The protocol describes a method of predicting o-cresol concentration during the production of polyphenylene ether using near-infrared spectroscopy and partial least squares regression. To describe the process more clearly and completely, an example of predicting the o-cresol concentration during the production of polyphenylene is used to clarify the steps.
Unlike macroscopic process variables, near-infrared spectroscopy provides process information at the molecular level and can significantly improve the prediction of the components in industrial processes. The ability to record spectra for solid and liquid samples without any pretreatment is advantageous and the method is widely used. However, the disadvantages of analyzing high-dimensional near-infrared spectral data include information redundancy and multicollinearity of the spectral data. Thus, we propose to use partial least squares regression method, which has traditionally been used to reduce the data dimensionality and eliminate the collinearity between the original features. We implement the method for predicting the o-cresol concentration during the production of polyphenylene ether. The proposed approach offers the following advantages over component regression prediction methods: 1) partial least squares regression solves the multicollinearity problem of the independent variables and effectively avoids overfitting, which occurs in a regression analysis due to the high correlation between the independent variables; 2) the use of the near-infrared spectra results in high accuracy because it is a non-destructive and non-polluting method to obtain information at microscopic and molecular scales.

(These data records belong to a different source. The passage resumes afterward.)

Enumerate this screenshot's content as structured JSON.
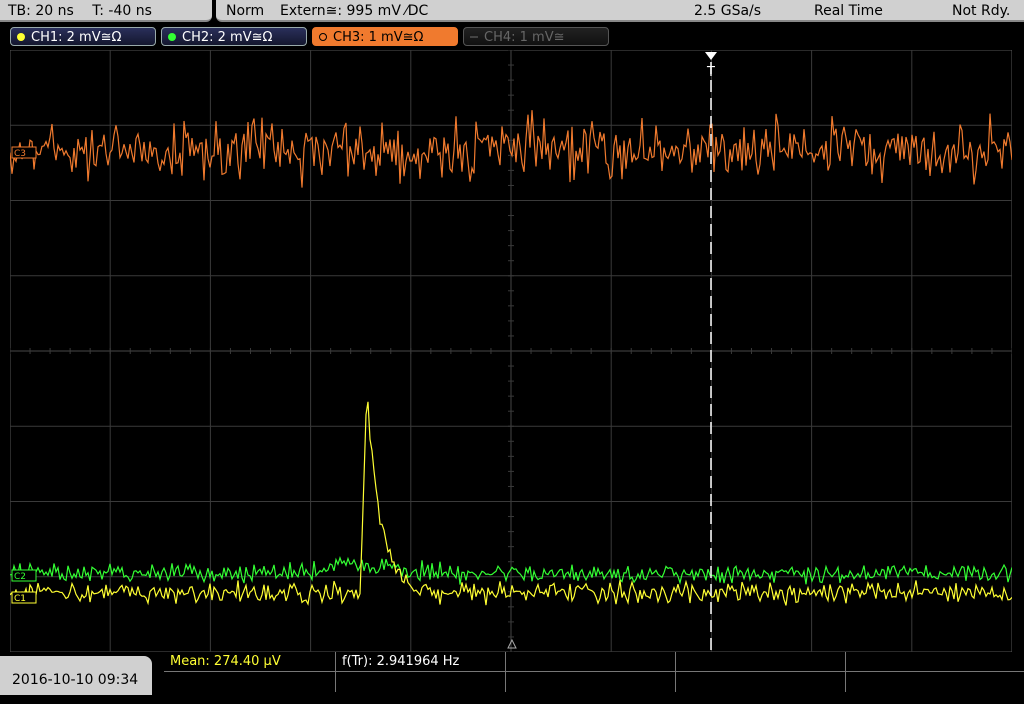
{
  "topbar": {
    "timebase": "TB: 20 ns",
    "trigger_time": "T: -40 ns",
    "mode": "Norm",
    "trigger_source": "Extern≅: 995 mV ⁄DC",
    "sample_rate": "2.5 GSa/s",
    "acq_mode": "Real Time",
    "status": "Not Rdy."
  },
  "channels": [
    {
      "label": "CH1: 2 mV≅Ω",
      "color": "#ffff33",
      "state": "on"
    },
    {
      "label": "CH2: 2 mV≅Ω",
      "color": "#33ff33",
      "state": "on"
    },
    {
      "label": "CH3: 1 mV≅Ω",
      "color": "#f07a2e",
      "state": "active"
    },
    {
      "label": "CH4: 1 mV≅",
      "color": "#666666",
      "state": "off"
    }
  ],
  "markers": {
    "ch3": "C3",
    "ch2": "C2",
    "ch1": "C1",
    "trigger": "T"
  },
  "bottom": {
    "datetime": "2016-10-10 09:34",
    "measurements": [
      {
        "label": "Mean: 274.40 µV",
        "color": "#ffff33"
      },
      {
        "label": "f(Tr): 2.941964 Hz",
        "color": "#ffffff"
      }
    ]
  },
  "colors": {
    "ch1": "#ffff33",
    "ch2": "#33ff33",
    "ch3": "#f07a2e",
    "grid": "#3a3a3a",
    "trigger_line": "#ffffff"
  }
}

Near infrared (NIR) spectroscopy (NIRS) has gained wide acceptance as a fast, efficient, non-destructive, and non-polluting modern analytical technology; the method has been used during the past several years for product quality detection and analysis and chemical component measurement in industrial processes. The most essential specialty of the method is its ability to record spectra for solid and liquid samples without any pre-processing, making NIRS especially suitable for the direct and rapid detection and analysis of natural and synthetic products1,2. Unlike traditional sensors that measure process variables (e.g., temperature, pressure, liquid level, etc.) at a macroscopic scale and inevitably suffer the external noise and background interference, NIRS detects the structural information of the chemical composition at microscopic and molecular scales. Thus, essential information can be measured more accurately and effectively than with other methods3,4.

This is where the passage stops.